Source:Xinhua Published:2022-04-22 17:17

LOS ANGELES, April 21 (Xinhua) -- China's contribution in ecological civilization has enabled the international community to formulate the overarching goal of environmental reform, said Philip Clayton, president of the U.S. Institute for the Postmodern Development of China.

In an interview with Xinhua ahead of Earth Day which falls on Friday, Clayton praised China's leadership in ecological civilization. He said that before the construction of Chinese concept of ecological civilization, Western environmentalism was preoccupied with very specific goals, like reducing the use of pesticides or putting less pollution in rivers.

"Many leading environmentalists, also business and NGO leaders, now acknowledge that ecological civilization provides the goal and vision for all environmental action," he said.

"From this overarching vision, we can 'backcast' in order to begin to find solutions in the present. Then - again relying on a theory of ecological civilization - we can construct a roadmap toward that final outcome," Clayton explained.

"Many of us now explicitly acknowledge the Chinese ecological civilization construction as making this possible for the first time," he noted.

The China-proposed philosophy of ecological civilization, which comprises several principles including ensuring harmonious coexistence between human and nature, has directed the overall development of China, the world's second largest economy, to greener ends.

Clayton said he has been traveling to China for over two decades, consulting with and learning from many of China's great leaders and academic scholars. "Both as a professor, and as the leader of an international NGO inspired by the Chinese notion of ecological civilization, I am deeply aware of Chinese contributions to the international environmental movement."

China's ecological civilization concept has pointed out the greatest threat to human cooperation, he told Xinhua.

"Humans need to recognize that we are a single species with a single shared destiny. Sadly, people tend to focus only on their nation, their culture, their language, or on those people who look and act like they do," he said.

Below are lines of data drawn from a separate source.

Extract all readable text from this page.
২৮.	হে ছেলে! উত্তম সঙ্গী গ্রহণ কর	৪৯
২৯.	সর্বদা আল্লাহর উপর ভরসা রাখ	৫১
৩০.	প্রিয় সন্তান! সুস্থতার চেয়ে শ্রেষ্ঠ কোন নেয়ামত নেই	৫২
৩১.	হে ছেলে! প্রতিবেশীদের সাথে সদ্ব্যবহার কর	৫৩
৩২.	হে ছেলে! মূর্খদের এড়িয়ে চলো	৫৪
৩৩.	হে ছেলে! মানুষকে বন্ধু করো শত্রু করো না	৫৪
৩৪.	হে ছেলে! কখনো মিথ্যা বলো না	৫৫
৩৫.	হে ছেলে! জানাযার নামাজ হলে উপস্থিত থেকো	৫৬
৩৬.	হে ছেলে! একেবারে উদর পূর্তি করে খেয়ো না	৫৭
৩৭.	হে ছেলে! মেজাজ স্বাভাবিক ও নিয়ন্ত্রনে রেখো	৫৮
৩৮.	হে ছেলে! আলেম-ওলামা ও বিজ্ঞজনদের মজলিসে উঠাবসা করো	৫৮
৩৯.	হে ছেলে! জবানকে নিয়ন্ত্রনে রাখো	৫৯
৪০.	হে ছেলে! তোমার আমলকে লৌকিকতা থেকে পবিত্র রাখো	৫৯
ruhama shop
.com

"We would not exist at all without the stable and nurturing life-systems around us. In fact, in one sense we are not separately existing creatures at all. We are, from the bottom up, beings in community," Clayton said.

"The greatest vision for the future of humanity is to affirm that we all belong to a single global community of life," he said. "When we acknowledge our deep interconnection, we become allies on behalf of the community of life."